Baliosus californicus

Scientific classification
- Kingdom: Animalia
- Phylum: Arthropoda
- Clade: Pancrustacea
- Class: Insecta
- Order: Coleoptera
- Suborder: Polyphaga
- Infraorder: Cucujiformia
- Family: Chrysomelidae
- Genus: Baliosus
- Species: B. californicus
- Binomial name: Baliosus californicus (Horn, 1883)
- Synonyms: Odontota californicus Horn, 1883;

= Baliosus californicus =

- Authority: (Horn, 1883)
- Synonyms: Odontota californicus Horn, 1883

Species of beetle

Baliosus californicus is a species of tortoise beetle or hispine in the family Chrysomelidae. It is found in Central America and North America, where it has been recorded from the United States (Arizona, California, Oregon, Texas) and Mexico (Baja California).

==Description==
The head is smooth and opaque and the face between the eyes is obsoletely produced, the front and upper face impressed with a deep longitudinal groove. The antennae are equal in length to the head and thorax, slightly thickened towards the apex.

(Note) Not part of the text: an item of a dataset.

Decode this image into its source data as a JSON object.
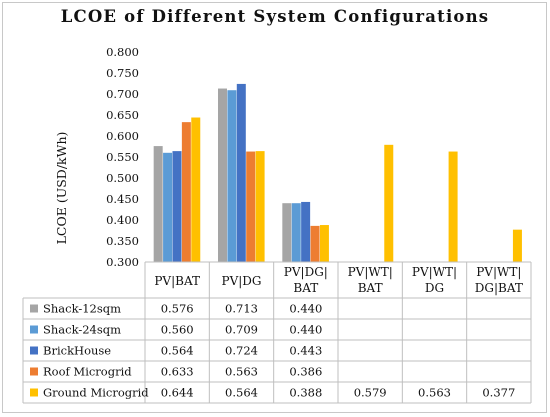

The thorax is slightly broader than long, the sides converging from the base to the apex, obsoletely angulate. The elytra are oblong, parallel, the apices conjointly, obtusely rounded. The margin is minutely serrulate. The upper surface is convex on the sides and at the apex, slightly flattened along the suture. Each elytron has ten, about the middle disc with nine, at the extreme base with eleven, rows of deeply impressed punctures, the second, fourth, and eighth interspaces (the basal third of the last excepted), together with the sixth at base and apex, costate, the suture also elevated.

==Biology==
This species has been found feeding on Ceanothus fendleri, Ceanothus integerrimus, Ceanothus leucodermis and Ceanothus velutinus.